Why does this subject interest you?
Nicholas Cowdery and Jill Hunter teach this course. We both have many decades (separately and between us) practising and teaching in criminal justice. Nick brings decades of criminal trial practice and oversight of prosecution conduct. Jill brings decades of research and teaching in most facets of criminal trial process. We both enjoy teaching about the criminal trial because it embraces key aspects of human behaviour in a very challenging context, namely where a lot is at stake and where procedural rules are under pressure every step of the way. Also, the criminal trial can involve every sector of society – from the most vulnerable to the most powerful. In short, exploring the theoretical and sociological underpinnings of the trial in practice is always fascinating.

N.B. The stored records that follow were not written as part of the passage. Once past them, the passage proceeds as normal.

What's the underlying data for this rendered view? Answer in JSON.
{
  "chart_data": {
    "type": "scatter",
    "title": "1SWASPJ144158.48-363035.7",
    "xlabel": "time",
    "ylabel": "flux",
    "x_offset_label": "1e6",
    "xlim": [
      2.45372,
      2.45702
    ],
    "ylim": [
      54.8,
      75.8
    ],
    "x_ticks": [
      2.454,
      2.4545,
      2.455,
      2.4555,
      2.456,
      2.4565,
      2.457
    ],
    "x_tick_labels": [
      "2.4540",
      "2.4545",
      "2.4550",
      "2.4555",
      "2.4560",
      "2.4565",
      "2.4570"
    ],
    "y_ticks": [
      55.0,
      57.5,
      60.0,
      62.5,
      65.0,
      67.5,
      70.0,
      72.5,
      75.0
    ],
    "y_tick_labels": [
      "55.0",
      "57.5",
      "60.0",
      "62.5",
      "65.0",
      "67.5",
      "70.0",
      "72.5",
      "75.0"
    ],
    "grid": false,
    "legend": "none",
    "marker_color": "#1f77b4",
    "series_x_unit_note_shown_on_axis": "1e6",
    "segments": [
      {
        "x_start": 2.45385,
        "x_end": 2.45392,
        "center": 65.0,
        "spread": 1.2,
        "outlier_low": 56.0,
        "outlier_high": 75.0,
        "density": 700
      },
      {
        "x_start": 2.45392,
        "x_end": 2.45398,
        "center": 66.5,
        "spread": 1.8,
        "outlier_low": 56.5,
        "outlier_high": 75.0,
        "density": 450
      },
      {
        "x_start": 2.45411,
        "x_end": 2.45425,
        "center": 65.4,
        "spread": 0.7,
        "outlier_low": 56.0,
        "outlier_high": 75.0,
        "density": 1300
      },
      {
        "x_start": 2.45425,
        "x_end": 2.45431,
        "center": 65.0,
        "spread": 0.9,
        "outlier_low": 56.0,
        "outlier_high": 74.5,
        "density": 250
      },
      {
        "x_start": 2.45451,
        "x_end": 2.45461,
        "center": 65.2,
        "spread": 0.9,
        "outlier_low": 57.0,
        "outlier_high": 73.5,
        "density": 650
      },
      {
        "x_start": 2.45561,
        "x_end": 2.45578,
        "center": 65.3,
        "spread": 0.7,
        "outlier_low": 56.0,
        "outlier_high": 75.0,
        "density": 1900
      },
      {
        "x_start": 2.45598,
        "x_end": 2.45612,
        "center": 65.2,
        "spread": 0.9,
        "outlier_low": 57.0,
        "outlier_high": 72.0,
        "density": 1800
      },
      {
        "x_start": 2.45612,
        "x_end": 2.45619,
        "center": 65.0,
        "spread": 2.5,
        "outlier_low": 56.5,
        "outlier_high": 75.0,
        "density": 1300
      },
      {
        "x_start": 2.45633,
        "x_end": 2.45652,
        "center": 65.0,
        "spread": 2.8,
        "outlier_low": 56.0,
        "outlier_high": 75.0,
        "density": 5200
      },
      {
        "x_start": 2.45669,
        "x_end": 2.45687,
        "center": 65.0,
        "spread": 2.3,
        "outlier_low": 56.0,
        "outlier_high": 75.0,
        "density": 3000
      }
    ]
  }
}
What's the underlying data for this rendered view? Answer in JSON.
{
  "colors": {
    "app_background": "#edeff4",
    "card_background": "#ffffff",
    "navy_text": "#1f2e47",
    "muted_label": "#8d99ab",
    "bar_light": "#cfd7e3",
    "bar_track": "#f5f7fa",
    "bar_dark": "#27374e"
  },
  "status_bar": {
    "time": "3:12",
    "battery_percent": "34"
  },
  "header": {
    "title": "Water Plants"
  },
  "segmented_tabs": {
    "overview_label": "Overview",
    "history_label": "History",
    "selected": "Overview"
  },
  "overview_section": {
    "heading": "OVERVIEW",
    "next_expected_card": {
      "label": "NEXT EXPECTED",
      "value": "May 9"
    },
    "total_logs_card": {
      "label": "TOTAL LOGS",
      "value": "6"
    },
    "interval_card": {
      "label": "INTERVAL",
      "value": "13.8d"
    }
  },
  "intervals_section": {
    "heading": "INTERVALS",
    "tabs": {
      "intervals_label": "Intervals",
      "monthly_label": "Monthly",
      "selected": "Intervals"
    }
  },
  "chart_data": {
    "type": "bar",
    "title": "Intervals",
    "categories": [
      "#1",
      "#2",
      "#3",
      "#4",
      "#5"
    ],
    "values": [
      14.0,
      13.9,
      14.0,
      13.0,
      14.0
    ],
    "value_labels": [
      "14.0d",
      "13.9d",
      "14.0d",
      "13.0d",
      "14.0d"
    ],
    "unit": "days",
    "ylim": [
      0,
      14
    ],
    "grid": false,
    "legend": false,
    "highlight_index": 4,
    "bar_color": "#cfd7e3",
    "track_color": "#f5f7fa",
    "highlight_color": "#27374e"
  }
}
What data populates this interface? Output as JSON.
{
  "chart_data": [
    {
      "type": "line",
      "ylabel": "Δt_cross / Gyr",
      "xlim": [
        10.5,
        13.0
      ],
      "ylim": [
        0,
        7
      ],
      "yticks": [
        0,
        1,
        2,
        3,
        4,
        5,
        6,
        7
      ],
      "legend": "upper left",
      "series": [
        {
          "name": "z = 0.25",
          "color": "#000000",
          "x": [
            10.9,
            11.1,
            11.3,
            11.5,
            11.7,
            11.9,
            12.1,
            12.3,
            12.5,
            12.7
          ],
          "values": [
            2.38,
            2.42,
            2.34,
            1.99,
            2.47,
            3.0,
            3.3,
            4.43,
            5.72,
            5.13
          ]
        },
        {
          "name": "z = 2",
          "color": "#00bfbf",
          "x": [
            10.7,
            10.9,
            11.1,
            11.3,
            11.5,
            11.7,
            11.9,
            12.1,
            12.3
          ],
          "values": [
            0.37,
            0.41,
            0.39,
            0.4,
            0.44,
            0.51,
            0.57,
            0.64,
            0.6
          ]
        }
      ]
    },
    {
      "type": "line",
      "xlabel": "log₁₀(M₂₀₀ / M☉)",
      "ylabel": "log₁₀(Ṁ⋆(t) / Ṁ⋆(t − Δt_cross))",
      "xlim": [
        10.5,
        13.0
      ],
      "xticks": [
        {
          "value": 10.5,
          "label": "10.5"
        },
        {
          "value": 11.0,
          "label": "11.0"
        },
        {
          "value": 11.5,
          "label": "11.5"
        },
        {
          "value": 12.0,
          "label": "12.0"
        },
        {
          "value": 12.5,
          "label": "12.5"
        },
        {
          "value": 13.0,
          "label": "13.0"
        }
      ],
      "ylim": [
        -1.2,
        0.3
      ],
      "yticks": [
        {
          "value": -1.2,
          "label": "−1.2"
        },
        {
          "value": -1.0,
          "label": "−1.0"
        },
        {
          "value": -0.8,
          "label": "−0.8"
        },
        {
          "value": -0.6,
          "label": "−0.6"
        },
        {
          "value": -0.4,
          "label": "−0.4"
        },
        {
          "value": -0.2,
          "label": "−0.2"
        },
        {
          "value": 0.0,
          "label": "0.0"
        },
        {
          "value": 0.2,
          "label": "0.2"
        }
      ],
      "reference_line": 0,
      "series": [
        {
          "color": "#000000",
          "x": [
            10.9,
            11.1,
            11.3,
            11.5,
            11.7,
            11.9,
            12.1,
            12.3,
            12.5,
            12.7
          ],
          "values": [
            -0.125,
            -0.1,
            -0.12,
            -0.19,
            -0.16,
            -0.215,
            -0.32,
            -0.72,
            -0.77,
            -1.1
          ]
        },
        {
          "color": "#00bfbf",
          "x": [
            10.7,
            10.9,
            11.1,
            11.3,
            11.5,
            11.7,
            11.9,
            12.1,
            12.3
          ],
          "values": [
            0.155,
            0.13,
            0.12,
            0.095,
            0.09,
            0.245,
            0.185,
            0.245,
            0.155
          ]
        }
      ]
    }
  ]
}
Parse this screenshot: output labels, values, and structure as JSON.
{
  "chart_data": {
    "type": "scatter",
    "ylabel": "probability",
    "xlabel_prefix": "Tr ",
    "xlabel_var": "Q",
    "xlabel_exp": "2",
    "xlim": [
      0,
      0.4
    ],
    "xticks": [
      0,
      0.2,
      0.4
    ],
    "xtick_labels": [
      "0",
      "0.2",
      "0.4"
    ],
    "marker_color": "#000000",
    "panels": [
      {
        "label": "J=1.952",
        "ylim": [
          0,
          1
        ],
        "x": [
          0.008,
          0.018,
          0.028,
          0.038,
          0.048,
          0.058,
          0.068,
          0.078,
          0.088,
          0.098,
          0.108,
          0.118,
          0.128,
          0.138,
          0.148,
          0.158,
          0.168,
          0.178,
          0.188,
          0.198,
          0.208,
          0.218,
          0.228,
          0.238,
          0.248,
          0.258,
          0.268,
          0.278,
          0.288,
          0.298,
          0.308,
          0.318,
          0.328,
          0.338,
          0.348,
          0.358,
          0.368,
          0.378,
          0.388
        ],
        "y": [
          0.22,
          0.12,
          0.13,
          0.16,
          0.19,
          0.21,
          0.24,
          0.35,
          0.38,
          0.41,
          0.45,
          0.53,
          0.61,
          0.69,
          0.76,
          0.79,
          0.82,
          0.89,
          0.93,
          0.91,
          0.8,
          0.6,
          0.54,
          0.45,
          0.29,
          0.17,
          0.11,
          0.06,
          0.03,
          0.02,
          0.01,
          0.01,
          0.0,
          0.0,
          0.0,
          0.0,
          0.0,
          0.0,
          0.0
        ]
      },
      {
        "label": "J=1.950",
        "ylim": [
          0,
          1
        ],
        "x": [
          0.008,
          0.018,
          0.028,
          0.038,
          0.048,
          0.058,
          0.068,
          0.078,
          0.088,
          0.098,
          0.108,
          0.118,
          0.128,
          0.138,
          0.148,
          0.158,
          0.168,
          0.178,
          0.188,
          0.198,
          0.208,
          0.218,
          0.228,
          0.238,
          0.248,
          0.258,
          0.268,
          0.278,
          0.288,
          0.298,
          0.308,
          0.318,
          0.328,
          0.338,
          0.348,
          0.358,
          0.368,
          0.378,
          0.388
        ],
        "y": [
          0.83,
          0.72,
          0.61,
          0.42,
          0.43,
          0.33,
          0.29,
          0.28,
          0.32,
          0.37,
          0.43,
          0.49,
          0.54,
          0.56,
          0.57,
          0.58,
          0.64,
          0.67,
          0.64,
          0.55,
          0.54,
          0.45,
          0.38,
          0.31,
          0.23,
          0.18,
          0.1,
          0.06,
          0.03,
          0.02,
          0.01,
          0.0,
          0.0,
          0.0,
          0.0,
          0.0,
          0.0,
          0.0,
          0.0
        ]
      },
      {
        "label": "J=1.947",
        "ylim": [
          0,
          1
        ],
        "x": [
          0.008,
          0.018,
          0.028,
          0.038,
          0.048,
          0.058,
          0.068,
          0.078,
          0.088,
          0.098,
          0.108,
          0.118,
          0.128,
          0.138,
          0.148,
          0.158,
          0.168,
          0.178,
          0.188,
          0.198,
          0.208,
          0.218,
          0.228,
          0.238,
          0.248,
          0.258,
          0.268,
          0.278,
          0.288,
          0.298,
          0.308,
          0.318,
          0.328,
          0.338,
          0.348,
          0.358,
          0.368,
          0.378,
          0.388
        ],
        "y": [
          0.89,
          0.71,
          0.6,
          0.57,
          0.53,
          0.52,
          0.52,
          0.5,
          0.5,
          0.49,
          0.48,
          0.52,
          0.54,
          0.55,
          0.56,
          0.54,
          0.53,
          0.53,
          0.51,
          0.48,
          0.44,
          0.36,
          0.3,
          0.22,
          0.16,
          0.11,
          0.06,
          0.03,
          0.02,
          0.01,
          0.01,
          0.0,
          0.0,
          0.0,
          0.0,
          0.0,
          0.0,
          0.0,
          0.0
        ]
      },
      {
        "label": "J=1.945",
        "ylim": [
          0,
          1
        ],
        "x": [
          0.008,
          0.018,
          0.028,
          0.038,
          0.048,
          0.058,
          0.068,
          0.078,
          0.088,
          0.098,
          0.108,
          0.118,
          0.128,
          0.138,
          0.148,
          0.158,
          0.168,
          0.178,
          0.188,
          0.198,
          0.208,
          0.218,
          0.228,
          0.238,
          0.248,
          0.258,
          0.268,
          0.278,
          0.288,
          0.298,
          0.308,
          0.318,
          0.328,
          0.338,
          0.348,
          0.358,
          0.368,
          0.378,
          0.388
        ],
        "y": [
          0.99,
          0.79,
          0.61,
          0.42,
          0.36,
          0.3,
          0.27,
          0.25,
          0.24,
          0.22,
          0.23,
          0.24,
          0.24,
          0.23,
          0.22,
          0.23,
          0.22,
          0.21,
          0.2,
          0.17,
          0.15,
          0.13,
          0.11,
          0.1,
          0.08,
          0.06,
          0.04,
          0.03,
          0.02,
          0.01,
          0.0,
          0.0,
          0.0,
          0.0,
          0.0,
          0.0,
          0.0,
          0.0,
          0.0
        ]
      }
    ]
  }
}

Do you have any advice to give for students interested in taking this course?
The Criminal Trial is a course that stimulates and engages students with an interest in criminal law practice, or just an interest in justice. Students will get a number of opportunities to speak with and hear from leading practitioners and to gain unique insights into the criminal trial. Put simply, this course links criminal justice theory with its practice.

How will this course be relevant in the future?
The course does not date – the conduct of criminal trials changes only slowly over time. Students will have knowledge that will equip them for understanding courtroom practice with greater depth and confidence.

Student: Anthony Corigliano

What is the course about?
The Criminal Trial expands upon the concepts taught in the core Criminal Law subjects. The course is designed to enhance students’ understanding of the trial process. The topics covered are modified to each year to reflect current issues but some of the common themes explored include the role of the jury; the role of prosecutors; the role of judges; the challenges of defending and miscarriages of justice.

Why does the subject interest you? / Why did you choose this elective?
The opportunity to be taught by Jill Hunter, Nicholas Cowdery and Hugh Dillon should entice any student that is interested in Criminal Law & Justice. Jill Hunter has extensive experience in both teaching and researching many aspects of the Criminal Justice System. Nicholas Cowdery and Hugh Dillon bring valuable practical experience to the classroom with Nicholas most notably being the former Director of Public Prosecutions and Hugh serving in both the Magistrates and Coroner’s Court.

Any advice to give students who are interested in taking this course? What did you find challenging or engaging?)
This course will be valuable to any student who is interested in Criminal Law & Justice.  There’s an impressive list of guest speakers who will make an appearance throughout the semester. Some examples from last year included Mark Tedeschi AM QC, Peter Katsoolis and Sarah Hopkins. Student’s will get the most out of the course by engaging with the lecturer’s and guest speakers, getting a rare opportunity to hear and speak with many individuals who have unique insights into the criminal trial.

The more students engage, the more they will get out of the course. It is recommended to take Jill’s offer to sit with a judge for the court observation. This opportunity offers an exclusive look at a trial from a different perspective that students generally won’t get to experience during their time studying.

How will this course be relevant in the future?
Considering the slow nature in which law and trial processes evolve over time, this course will never be irrelevant to students. This course offers students an in depth look at the trial process that will enhance both their academic and practical knowledge of how trials are conducted.